Just before Christmas the British media revealed some large up and coming multinational outfits had taken advantage of tax loopholes and the wonders of early 21st century globalised trade to evade taxes. Suddenly Labour supporters had a cause they could all rally behind and win support from hardworking voters rightly fed up with high taxes and shoddy services. Let's force evil Amazon and Starbucks to pay their taxes in the UK. For a fleeting second, I thought we had returned to the early 1970s when the Trade Unions and Labour activists advocated import controls and high tax rates for the rich. Then as my mind returned this century, I remembered the spectre of a New Labour-appointed EU commissioner, Peter Mandelson, urging other European countries to open up their markets to competition from the Far East and elsewhere, to deregulate big business and banking and cut corporation tax. Under New Labour, the financial services sector continued to grow as manufacturing shrunk even further.
While I sympathise with the various populist campaigns to force multinationals to pay more taxes (e.g. Ensure that international companies like Amazon UK, pay fair tax), much of the UK economy depends on tax evasion, money laundering and huge government handouts to myriad service sector agencies. Organisations like KPMG, Deloitte, Ernst & Young (EY) and PricewaterhouseCoopers specialise in corporate tax avoidance. Moreover, most contract workers have their own limited company, yet to you or me, they're just nurses, teachers, software developers, office workers etc. They would lose their competitive edge if they had to pay full UK income and corporation tax.
The trendy left's newfound enthusiasm for local independent retailers seems rather perplexing, given the previous and current governments' track record. Retail chains and large agribusinesses have expanded to the detriment of independent traders and small farms as detailed in Joanna Blythman's excellent book Shopped. Small book shops are only a very small part of a much larger picture. Paper books will inevitably suffer the same fate as typewriters. People will buy a few as collectables and for display purposes, but books are going electronic. Of course, it is very important that no one entity has control of something as important as literature, but oddly it is much easier to find "dissident" books on Kobo or Amazon than in Waterstones or specialist bookshops. Fortunately, as long as the Internet remains open, it is relatively easy to set up rival outlets for electronic books. We may wonder why some powerful lobbies would like to restrict this freedom in the name of questionable intellectual property rights.
Starbucks has been notorious not only for tax dodging but also for employing mainly newcomers to the detriment of young adults born and bred in the UK. Yet the politically correct left dare not mention this fact and have often suggested such progressive employers boost the economy through their smart branding of caffeinated froth. A casual visit to any Starbucks in London will soon reveal most customers are Guardian-readers, whose favourite newspaper is on sale before they part with at least £2.50 for your fair trade jug of flavoured hot milk.
Considering the government's love affair with big business we may reasonably ask who benefits most from this negative publicity campaign. You guessed it, other multinationals, who use a slightly different strategy to embezzle ordinary taxpayers.

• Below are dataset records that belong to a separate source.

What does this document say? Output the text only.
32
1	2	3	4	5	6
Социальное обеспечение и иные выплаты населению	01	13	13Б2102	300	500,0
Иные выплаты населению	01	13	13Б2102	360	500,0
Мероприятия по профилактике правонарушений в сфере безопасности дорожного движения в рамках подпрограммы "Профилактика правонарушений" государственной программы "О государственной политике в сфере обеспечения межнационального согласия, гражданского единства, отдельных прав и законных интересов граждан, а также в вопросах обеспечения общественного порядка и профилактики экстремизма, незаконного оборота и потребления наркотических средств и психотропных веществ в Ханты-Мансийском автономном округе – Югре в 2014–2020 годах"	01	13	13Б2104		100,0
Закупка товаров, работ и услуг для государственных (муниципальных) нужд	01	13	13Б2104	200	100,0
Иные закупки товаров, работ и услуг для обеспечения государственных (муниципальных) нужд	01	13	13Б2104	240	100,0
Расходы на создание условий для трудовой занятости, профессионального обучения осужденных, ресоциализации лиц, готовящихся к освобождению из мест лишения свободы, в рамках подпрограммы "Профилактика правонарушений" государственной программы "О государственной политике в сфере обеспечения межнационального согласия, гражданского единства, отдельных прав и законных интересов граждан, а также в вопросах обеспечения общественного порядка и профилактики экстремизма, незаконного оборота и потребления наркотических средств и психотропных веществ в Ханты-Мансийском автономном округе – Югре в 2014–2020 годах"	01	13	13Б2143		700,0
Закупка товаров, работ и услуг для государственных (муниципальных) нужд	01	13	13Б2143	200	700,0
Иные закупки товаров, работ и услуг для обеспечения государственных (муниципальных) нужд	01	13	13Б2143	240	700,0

Much of the left has been rather uncritical of some of the worst quasi-monopolists and control freaks and Microsoft is a prime example. Amazon built its empire on open-source software. Its servers run Linux as do its now ubiquitous e-readers and tablets (Kindle Fire). Microsoft had successfully persuaded key policymakers that word processing, spreadsheets and presentations were their exclusive preserve. To suggest using a word-processor other than Microsoft Word in public sector IT departments not only attracted bewilderment and ridicule but usually fell on deaf ears. As a result, UK taxpayers have transferred billions of pounds to one US Multinational, which has only ever spent a very small fraction of that on actual software development. Besides Microsoft Office and Windows licences, they earn hundreds of millions for SharePoint, Exchange and SQL Server. Now Apple, Amazon and Google have shown the public IT not just Microsoft. Software development is moving to the Web and Microsoft's desktop franchise is under threat. If you can knock up a diagram and Gantt chart online, why spend over £100 on a piece of desktop software that will be out of date soon anyway? Do we seriously want to entrust our digital future, including the internals of what was until recently the dominant desktop operating system and productivity software, to a US based multinational? By not releasing the source code to their ubiquitous products, Microsoft can spy on you (and they have a dismal security record too). In the open-source world, you can view the human-readable source code to find any hidden backdoors. In my experience, the UK tax and social welfare system penalises honest hard workers and rewards fraudsters the Banks! Hedge Funds. Some benefits cheats are just small-time chancers and other huge international operations with their tentacles in most government bodies.